Ans: Experimenting with different preprocessing techniques, feature extraction models and classification algorithms.
Trying with a different classifier#
Steps 1 - 3 will be the same.
# Load the Reuters-21578 dataset
documents = reuters.fileids()
train_docs = list(filter(lambda doc: doc.startswith("train"), documents))
test_docs = list(filter(lambda doc: doc.startswith("test"), documents))
# Prepare the data
train_data = [reuters.raw(doc_id) for doc_id in train_docs]
train_labels = [reuters.categories(doc_id)[0] for doc_id in train_docs]
test_data = [reuters.raw(doc_id) for doc_id in test_docs]
test_labels = [reuters.categories(doc_id)[0] for doc_id in test_docs]
# Vectorize the text data
vectorizer = CountVectorizer(stop_words="english", max_features=1000)
X_train = vectorizer.fit_transform(train_data)
X_test = vectorizer.transform(test_data)
Different Classifier (Multinomial Naive Bayes)#
classifier = MultinomialNB()
classifier.fit(X_train, train_labels)
# Evaluate the classifier
y_pred = classifier.predict(X_test)
accuracy = accuracy_score(test_labels, y_pred)
print("Accuracy:", accuracy)
print(classification_report(test_labels, y_pred))
# Classify new documents (recent headlines obtained from BBC news regarding Tunisia)
new_docs = [
"Tunisia says 23 people missing in Mediterranean sea.",
"Tunisia officials arrested in dispute over flag display.",
"Tunisia lawyer arrested during live news broadcast."
]
new_docs_vectors = vectorizer.transform(new_docs)
predicted_labels = classifier.predict(new_docs_vectors)
print("Predicted labels:", predicted_labels)
Discussion: Compare the results#
The choice of classifier depends on the specific characteristics of your dataset and the problem at hand.
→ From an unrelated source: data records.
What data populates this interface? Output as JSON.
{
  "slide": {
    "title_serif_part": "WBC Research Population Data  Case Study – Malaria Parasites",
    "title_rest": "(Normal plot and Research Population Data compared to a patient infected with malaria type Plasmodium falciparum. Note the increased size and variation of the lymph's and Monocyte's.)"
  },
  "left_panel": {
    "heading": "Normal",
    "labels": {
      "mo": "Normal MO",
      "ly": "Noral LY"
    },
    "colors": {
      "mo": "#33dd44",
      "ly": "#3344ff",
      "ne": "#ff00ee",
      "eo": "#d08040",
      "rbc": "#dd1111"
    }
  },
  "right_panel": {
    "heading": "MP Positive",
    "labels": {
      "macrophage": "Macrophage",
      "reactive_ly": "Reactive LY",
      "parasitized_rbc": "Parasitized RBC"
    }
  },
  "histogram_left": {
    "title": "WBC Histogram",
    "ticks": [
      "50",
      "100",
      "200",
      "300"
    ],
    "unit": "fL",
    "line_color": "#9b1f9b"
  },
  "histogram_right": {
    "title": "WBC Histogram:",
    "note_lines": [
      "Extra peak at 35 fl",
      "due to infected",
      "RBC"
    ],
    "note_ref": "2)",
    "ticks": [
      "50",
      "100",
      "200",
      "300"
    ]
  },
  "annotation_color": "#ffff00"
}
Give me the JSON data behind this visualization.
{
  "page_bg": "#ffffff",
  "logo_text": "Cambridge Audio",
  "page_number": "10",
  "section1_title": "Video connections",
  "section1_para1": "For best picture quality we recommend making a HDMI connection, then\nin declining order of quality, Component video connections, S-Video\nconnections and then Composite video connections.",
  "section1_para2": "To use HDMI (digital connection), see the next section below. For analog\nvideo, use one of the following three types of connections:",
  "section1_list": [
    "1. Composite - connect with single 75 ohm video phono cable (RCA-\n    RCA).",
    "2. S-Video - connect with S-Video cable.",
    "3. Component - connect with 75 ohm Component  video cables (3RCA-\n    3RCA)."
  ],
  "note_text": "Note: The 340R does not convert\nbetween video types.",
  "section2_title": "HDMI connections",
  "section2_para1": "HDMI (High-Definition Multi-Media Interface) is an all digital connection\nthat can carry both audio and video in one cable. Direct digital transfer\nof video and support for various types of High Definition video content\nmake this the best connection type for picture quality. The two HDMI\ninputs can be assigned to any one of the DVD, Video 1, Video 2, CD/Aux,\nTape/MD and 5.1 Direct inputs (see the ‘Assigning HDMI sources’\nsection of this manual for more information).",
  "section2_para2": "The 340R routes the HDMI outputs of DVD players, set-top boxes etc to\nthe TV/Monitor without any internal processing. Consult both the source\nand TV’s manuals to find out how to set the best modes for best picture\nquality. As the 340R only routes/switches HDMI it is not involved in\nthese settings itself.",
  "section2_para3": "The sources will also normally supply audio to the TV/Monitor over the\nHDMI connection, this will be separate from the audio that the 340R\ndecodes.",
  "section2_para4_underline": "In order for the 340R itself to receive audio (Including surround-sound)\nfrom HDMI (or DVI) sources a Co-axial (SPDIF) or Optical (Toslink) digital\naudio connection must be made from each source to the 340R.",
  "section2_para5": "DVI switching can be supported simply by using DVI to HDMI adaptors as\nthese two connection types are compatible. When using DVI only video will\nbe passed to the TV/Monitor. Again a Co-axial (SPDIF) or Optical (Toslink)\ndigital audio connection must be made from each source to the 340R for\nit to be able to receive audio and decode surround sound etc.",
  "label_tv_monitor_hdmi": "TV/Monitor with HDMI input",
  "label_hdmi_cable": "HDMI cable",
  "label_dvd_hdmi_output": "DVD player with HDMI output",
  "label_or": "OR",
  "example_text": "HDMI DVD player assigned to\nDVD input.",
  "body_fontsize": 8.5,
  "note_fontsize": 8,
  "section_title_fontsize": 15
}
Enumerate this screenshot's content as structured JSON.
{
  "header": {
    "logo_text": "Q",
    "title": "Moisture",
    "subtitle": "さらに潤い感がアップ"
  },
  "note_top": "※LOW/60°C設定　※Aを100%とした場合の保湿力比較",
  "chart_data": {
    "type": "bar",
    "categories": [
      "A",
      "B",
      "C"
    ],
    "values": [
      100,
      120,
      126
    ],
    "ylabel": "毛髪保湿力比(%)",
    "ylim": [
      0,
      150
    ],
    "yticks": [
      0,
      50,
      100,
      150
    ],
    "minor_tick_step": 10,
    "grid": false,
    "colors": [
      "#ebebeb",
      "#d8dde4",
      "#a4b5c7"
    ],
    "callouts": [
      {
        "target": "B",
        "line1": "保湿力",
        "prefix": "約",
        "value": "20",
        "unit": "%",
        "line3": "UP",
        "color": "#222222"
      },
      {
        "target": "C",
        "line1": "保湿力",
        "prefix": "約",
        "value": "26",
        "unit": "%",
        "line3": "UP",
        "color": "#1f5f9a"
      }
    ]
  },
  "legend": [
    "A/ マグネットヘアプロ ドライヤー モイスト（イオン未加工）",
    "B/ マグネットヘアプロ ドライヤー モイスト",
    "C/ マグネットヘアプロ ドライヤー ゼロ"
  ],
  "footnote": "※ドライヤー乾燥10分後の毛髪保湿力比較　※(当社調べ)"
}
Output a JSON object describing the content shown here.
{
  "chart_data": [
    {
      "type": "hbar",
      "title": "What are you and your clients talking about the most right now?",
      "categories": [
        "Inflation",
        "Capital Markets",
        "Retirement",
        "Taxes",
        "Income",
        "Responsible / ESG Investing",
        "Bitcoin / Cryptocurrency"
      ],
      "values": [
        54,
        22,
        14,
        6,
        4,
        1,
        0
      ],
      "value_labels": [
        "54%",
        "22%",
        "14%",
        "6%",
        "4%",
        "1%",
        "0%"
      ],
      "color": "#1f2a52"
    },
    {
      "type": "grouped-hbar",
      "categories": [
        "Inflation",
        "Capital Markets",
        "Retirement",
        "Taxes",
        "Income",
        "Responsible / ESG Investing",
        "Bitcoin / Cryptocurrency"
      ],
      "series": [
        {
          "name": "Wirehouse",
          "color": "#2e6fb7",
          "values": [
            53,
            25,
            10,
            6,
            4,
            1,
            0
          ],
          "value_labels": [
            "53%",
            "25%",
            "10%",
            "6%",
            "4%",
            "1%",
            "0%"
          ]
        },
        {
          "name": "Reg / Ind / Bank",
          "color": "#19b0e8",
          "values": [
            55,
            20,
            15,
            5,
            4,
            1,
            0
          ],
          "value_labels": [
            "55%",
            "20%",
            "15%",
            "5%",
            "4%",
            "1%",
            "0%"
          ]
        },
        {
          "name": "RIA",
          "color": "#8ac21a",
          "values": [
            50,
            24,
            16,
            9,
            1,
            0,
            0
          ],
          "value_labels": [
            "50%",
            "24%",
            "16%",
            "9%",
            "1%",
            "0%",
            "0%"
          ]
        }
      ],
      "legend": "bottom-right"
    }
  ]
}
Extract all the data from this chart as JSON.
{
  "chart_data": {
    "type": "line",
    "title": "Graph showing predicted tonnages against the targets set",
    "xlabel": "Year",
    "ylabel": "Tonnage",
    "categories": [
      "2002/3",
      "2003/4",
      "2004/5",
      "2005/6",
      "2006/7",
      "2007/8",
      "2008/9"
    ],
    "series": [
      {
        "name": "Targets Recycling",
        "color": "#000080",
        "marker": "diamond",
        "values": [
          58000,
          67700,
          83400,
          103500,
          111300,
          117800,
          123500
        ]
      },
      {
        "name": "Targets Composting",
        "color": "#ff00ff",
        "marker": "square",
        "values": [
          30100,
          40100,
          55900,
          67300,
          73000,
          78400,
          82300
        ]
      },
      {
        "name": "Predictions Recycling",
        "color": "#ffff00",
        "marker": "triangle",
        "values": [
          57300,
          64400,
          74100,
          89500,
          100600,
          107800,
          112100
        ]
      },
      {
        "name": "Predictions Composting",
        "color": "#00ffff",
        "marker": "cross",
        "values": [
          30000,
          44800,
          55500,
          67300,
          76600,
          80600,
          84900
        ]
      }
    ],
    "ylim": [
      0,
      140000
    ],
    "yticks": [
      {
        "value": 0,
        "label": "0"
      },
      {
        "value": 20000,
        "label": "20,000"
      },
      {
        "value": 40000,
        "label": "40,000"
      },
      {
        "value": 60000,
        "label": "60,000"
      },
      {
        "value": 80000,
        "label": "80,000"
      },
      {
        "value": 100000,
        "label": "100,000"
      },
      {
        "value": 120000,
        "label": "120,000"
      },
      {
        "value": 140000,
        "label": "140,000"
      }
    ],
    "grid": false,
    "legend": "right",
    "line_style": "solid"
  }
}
Multinomial Naive Bayes is known to work well with text data and can handle high-dimensional feature spaces efficiently. However, it assumes that the features are independent of each other, which may not always be the case in real-world scenarios.
You can also experiment with different classifiers, such as Logistic Regression, Random Forest, or Gradient Boosting, and compare their performance to find the best fit for your dataset. You can also refine the model by trying different feature extraction techniques and hyperparameters.
There are also other ways you can approach this, for example, Document Classification using BERT. Here is a notebook example on Kaggle that you can explore: https://www.kaggle.com/code/merishnasuwal/document-classification-using-bert#
BERT (Bidirectional Encoder Representations from Transformers) and other Transformer encoder architectures can also be used on a variety of tasks in NLP (natural language processing). They compute vector-space representations of natural language that are suitable for use in deep learning models. The BERT family of models uses the Transformer encoder architecture to process each token of input text in the full context of all tokens before and after. BERT models are usually pre-trained on a large corpus of text, then fine-tuned for specific tasks.